Al superar la barrera de las 40 personas, el día a día del equipo se había convertido en una «transferencia manual de datos»: volver a introducir, copiar y exportar archivos sin formato de una herramienta a otra. El número de facturas se había disparado en ambos sentidos. Se acumulaban los riesgos de olvidos, duplicados, errores y versiones desfasadas.
Y en cuanto a la tesorería, nos limitábamos a constatar lo que pasaba, nunca lo anticipábamos. Durante el fuerte crecimiento registrado entre 2020 y 2022, el efecto tijera se hizo especialmente patente: un mes con mucho efectivo sin saber qué hacer con él, y al mes siguiente buscando liquidez. Las decisiones se tomaban, como dice Olivier, «a ojo».
«Dirigíamos la empresa, pero cuando somos 10, 15 o 20 personas, funciona. Cuando superamos las 40 personas, la cosa se complica bastante».
Taste comenzó implementando Zeendoc a través del integrador Deltic para digitalizar y centralizar sus documentos. Zeendoc y Deltic ya estaban en funcionamiento cuando llegó el equipo de Fygr; fue entonces cuando se conectaron ambas soluciones.
La integración se ha desarrollado en colaboración con los equipos de ambas empresas: una API entre Zeendoc y Fygr, de la que Taste ha sido el beta tester.

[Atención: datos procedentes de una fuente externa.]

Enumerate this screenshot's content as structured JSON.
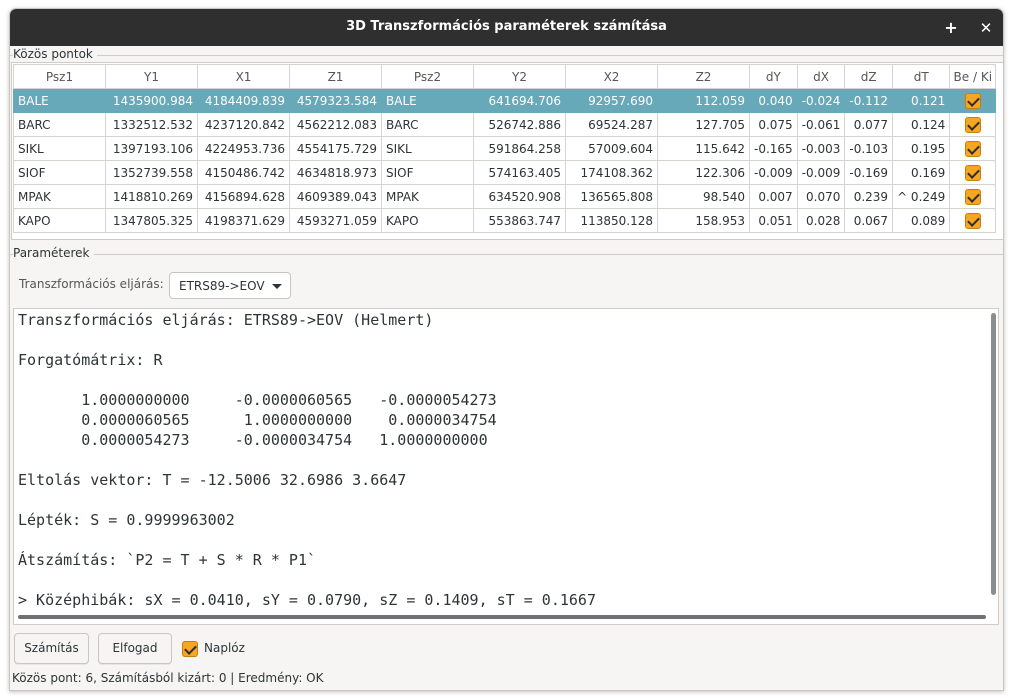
{
  "window": {
    "title": "3D Transzformációs paraméterek számítása",
    "plus_glyph": "+",
    "close_glyph": "✕"
  },
  "common_points": {
    "group_label": "Közös pontok",
    "columns": [
      "Psz1",
      "Y1",
      "X1",
      "Z1",
      "Psz2",
      "Y2",
      "X2",
      "Z2",
      "dY",
      "dX",
      "dZ",
      "dT",
      "Be / Ki"
    ],
    "rows": [
      {
        "psz1": "BALE",
        "y1": "1435900.984",
        "x1": "4184409.839",
        "z1": "4579323.584",
        "psz2": "BALE",
        "y2": "641694.706",
        "x2": "92957.690",
        "z2": "112.059",
        "dy": "0.040",
        "dx": "-0.024",
        "dz": "-0.112",
        "dt": "0.121",
        "enabled": true,
        "selected": true
      },
      {
        "psz1": "BARC",
        "y1": "1332512.532",
        "x1": "4237120.842",
        "z1": "4562212.083",
        "psz2": "BARC",
        "y2": "526742.886",
        "x2": "69524.287",
        "z2": "127.705",
        "dy": "0.075",
        "dx": "-0.061",
        "dz": "0.077",
        "dt": "0.124",
        "enabled": true,
        "selected": false
      },
      {
        "psz1": "SIKL",
        "y1": "1397193.106",
        "x1": "4224953.736",
        "z1": "4554175.729",
        "psz2": "SIKL",
        "y2": "591864.258",
        "x2": "57009.604",
        "z2": "115.642",
        "dy": "-0.165",
        "dx": "-0.003",
        "dz": "-0.103",
        "dt": "0.195",
        "enabled": true,
        "selected": false
      },
      {
        "psz1": "SIOF",
        "y1": "1352739.558",
        "x1": "4150486.742",
        "z1": "4634818.973",
        "psz2": "SIOF",
        "y2": "574163.405",
        "x2": "174108.362",
        "z2": "122.306",
        "dy": "-0.009",
        "dx": "-0.009",
        "dz": "-0.169",
        "dt": "0.169",
        "enabled": true,
        "selected": false
      },
      {
        "psz1": "MPAK",
        "y1": "1418810.269",
        "x1": "4156894.628",
        "z1": "4609389.043",
        "psz2": "MPAK",
        "y2": "634520.908",
        "x2": "136565.808",
        "z2": "98.540",
        "dy": "0.007",
        "dx": "0.070",
        "dz": "0.239",
        "dt": "^ 0.249",
        "enabled": true,
        "selected": false
      },
      {
        "psz1": "KAPO",
        "y1": "1347805.325",
        "x1": "4198371.629",
        "z1": "4593271.059",
        "psz2": "KAPO",
        "y2": "553863.747",
        "x2": "113850.128",
        "z2": "158.953",
        "dy": "0.051",
        "dx": "0.028",
        "dz": "0.067",
        "dt": "0.089",
        "enabled": true,
        "selected": false
      }
    ]
  },
  "parameters": {
    "group_label": "Paraméterek",
    "method_label": "Transzformációs eljárás:",
    "method_value": "ETRS89->EOV",
    "output_lines": [
      "Transzformációs eljárás: ETRS89->EOV (Helmert)",
      "",
      "Forgatómátrix: R",
      "",
      "       1.0000000000     -0.0000060565   -0.0000054273",
      "       0.0000060565      1.0000000000    0.0000034754",
      "       0.0000054273     -0.0000034754   1.0000000000",
      "",
      "Eltolás vektor: T = -12.5006 32.6986 3.6647",
      "",
      "Lépték: S = 0.9999963002",
      "",
      "Átszámítás: `P2 = T + S * R * P1`",
      "",
      "> Középhibák: sX = 0.0410, sY = 0.0790, sZ = 0.1409, sT = 0.1667"
    ]
  },
  "actions": {
    "compute_label": "Számítás",
    "accept_label": "Elfogad",
    "log_label": "Naplóz",
    "log_checked": true
  },
  "status": {
    "text": "Közös pont: 6, Számításból kizárt: 0  |  Eredmény: OK"
  },
  "colors": {
    "selected_row": "#67a9b8",
    "checkbox": "#f5a623",
    "titlebar": "#2f2f2f"
  }
}
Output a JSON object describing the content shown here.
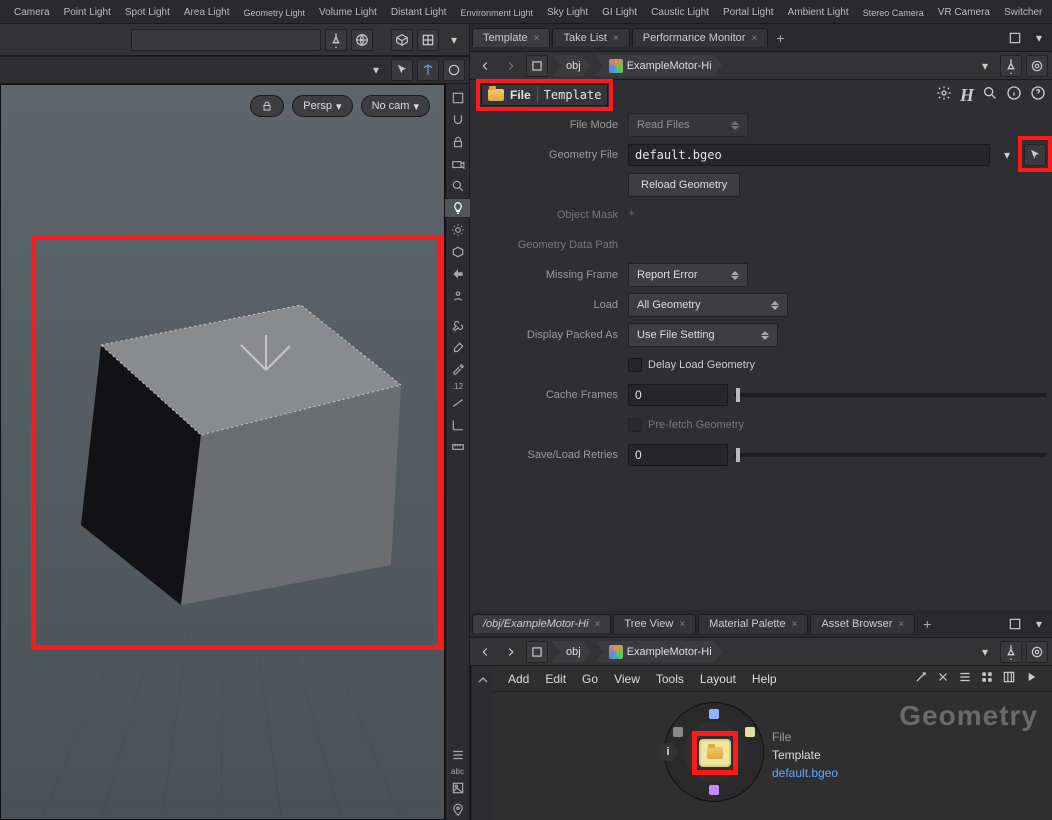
{
  "shelf": [
    "Camera",
    "Point Light",
    "Spot Light",
    "Area Light",
    "Geometry Light",
    "Volume Light",
    "Distant Light",
    "Environment Light",
    "Sky Light",
    "GI Light",
    "Caustic Light",
    "Portal Light",
    "Ambient Light",
    "Stereo Camera",
    "VR Camera",
    "Switcher"
  ],
  "tabs": {
    "top": [
      "Template",
      "Take List",
      "Performance Monitor"
    ],
    "bottom": [
      "/obj/ExampleMotor-Hi",
      "Tree View",
      "Material Palette",
      "Asset Browser"
    ]
  },
  "breadcrumb": {
    "level1": "obj",
    "level2": "ExampleMotor-Hi"
  },
  "viewport": {
    "lock": "🔒",
    "cam1": "Persp",
    "cam2": "No cam"
  },
  "node_header": {
    "type": "File",
    "name": "Template"
  },
  "params": {
    "file_mode": {
      "label": "File Mode",
      "value": "Read Files"
    },
    "geo_file": {
      "label": "Geometry File",
      "value": "default.bgeo"
    },
    "reload": {
      "label": "Reload Geometry"
    },
    "obj_mask": {
      "label": "Object Mask",
      "value": "*"
    },
    "geo_path": {
      "label": "Geometry Data Path",
      "value": ""
    },
    "miss_frame": {
      "label": "Missing Frame",
      "value": "Report Error"
    },
    "load": {
      "label": "Load",
      "value": "All Geometry"
    },
    "packed": {
      "label": "Display Packed As",
      "value": "Use File Setting"
    },
    "delay": {
      "label": "Delay Load Geometry"
    },
    "cache": {
      "label": "Cache Frames",
      "value": "0"
    },
    "prefetch": {
      "label": "Pre-fetch Geometry"
    },
    "retries": {
      "label": "Save/Load Retries",
      "value": "0"
    }
  },
  "menus": [
    "Add",
    "Edit",
    "Go",
    "View",
    "Tools",
    "Layout",
    "Help"
  ],
  "network": {
    "context_label": "Geometry",
    "node_type": "File",
    "node_name": "Template",
    "node_file": "default.bgeo"
  }
}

En cuanto se registra una factura de cliente o proveedor en Zeendoc, toda la información necesaria (número, fechas de emisión y vencimiento, importes, estado de pago) se transmite automáticamente a Fygr y se integra en la previsión de tesorería, sin que el equipo tenga que hacer nada.
«La idea era automatizar la transferencia de los datos de compra y venta de Zeendoc a Fygr a través de una API, de modo que Zeendoc capturara y estructurara la información y Fygr, a continuación, pudiera recuperarla automáticamente.»

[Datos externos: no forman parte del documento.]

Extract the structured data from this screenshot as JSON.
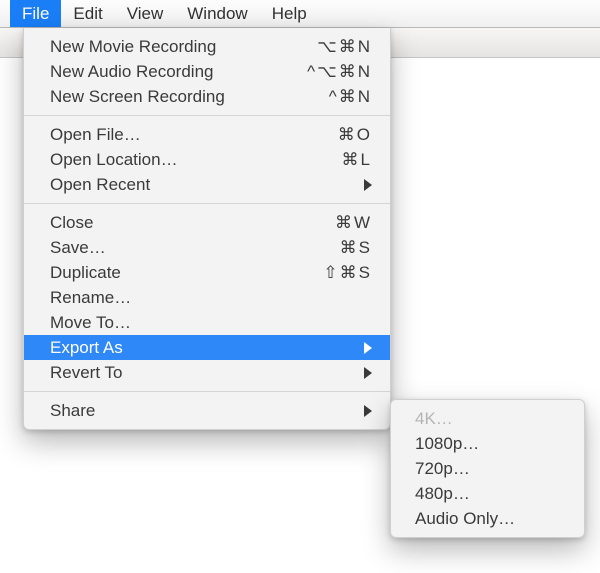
{
  "menubar": {
    "items": [
      {
        "label": "File",
        "open": true
      },
      {
        "label": "Edit"
      },
      {
        "label": "View"
      },
      {
        "label": "Window"
      },
      {
        "label": "Help"
      }
    ]
  },
  "file_menu": {
    "groups": [
      [
        {
          "label": "New Movie Recording",
          "shortcut": "⌥⌘N"
        },
        {
          "label": "New Audio Recording",
          "shortcut": "^⌥⌘N"
        },
        {
          "label": "New Screen Recording",
          "shortcut": "^⌘N"
        }
      ],
      [
        {
          "label": "Open File…",
          "shortcut": "⌘O"
        },
        {
          "label": "Open Location…",
          "shortcut": "⌘L"
        },
        {
          "label": "Open Recent",
          "submenu": true
        }
      ],
      [
        {
          "label": "Close",
          "shortcut": "⌘W"
        },
        {
          "label": "Save…",
          "shortcut": "⌘S"
        },
        {
          "label": "Duplicate",
          "shortcut": "⇧⌘S"
        },
        {
          "label": "Rename…"
        },
        {
          "label": "Move To…"
        },
        {
          "label": "Export As",
          "submenu": true,
          "highlight": true
        },
        {
          "label": "Revert To",
          "submenu": true
        }
      ],
      [
        {
          "label": "Share",
          "submenu": true
        }
      ]
    ]
  },
  "export_submenu": [
    {
      "label": "4K…",
      "disabled": true
    },
    {
      "label": "1080p…"
    },
    {
      "label": "720p…"
    },
    {
      "label": "480p…"
    },
    {
      "label": "Audio Only…"
    }
  ]
}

Antes: demasiados clics, demasiadas herramientas, introducción repetida de datos. Riesgo de olvidos, desajustes, errores y pérdida de tiempo en la recopilación de información. Una tesorería que solo se constataba, nunca se anticipaba.
Hoy en día: las compras y las ventas se transfieren automáticamente de Zeendoc a Fygr. Ya no es necesario volver a introducir las facturas ni reconstruir las líneas de venta. Los duplicados, las versiones erróneas y la búsqueda de información han dado paso a nuevas rutinas: control, categorización y verificación, gran parte de las cuales están automatizadas.

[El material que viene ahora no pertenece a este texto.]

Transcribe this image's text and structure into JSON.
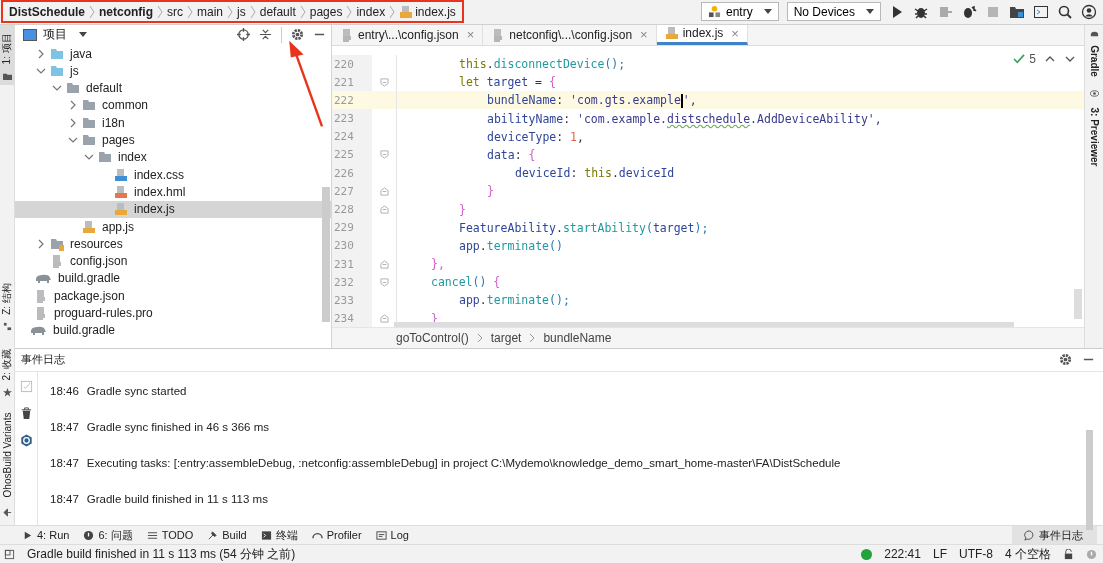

Taste también ha implantado un sistema de control de gestión: gracias a una clasificación analítica, Olivier dispone ahora de cuentas de resultados completas por equipo y conoce en cuestión de segundos el coste de un evento —conferencias, talleres, reuniones con clientes y candidatos—, algo que antes era totalmente opaco.
«El resultado es que hay mucho menos trabajo manual, mucha más fiabilidad y una visión del flujo de caja que se puede utilizar de forma continua, prácticamente en tiempo real. Una gestión mucho más clara.»
Ya no hay que introducir los datos dos veces. La información se transfiere automáticamente entre Zeendoc y Fygr, sin que el equipo tenga que hacer nada.
La información que se comparte entre las herramientas es fiable y está actualizada, sin riesgo de errores ni de desfasajes entre versiones.
Las decisiones ya no se toman a la ligera. La visibilidad de la tesorería permite anticiparse y tomar decisiones con tranquilidad.
Las microtareas repetitivas han desaparecido. Mélody, responsable de este tema en Taste, lo resume así: «Ya no tengo tanta carga mental».
«Gracias a ustedes, porque realmente han cambiado nuestra vida cotidiana en estos aspectos y la visibilidad que tenemos de ellos.»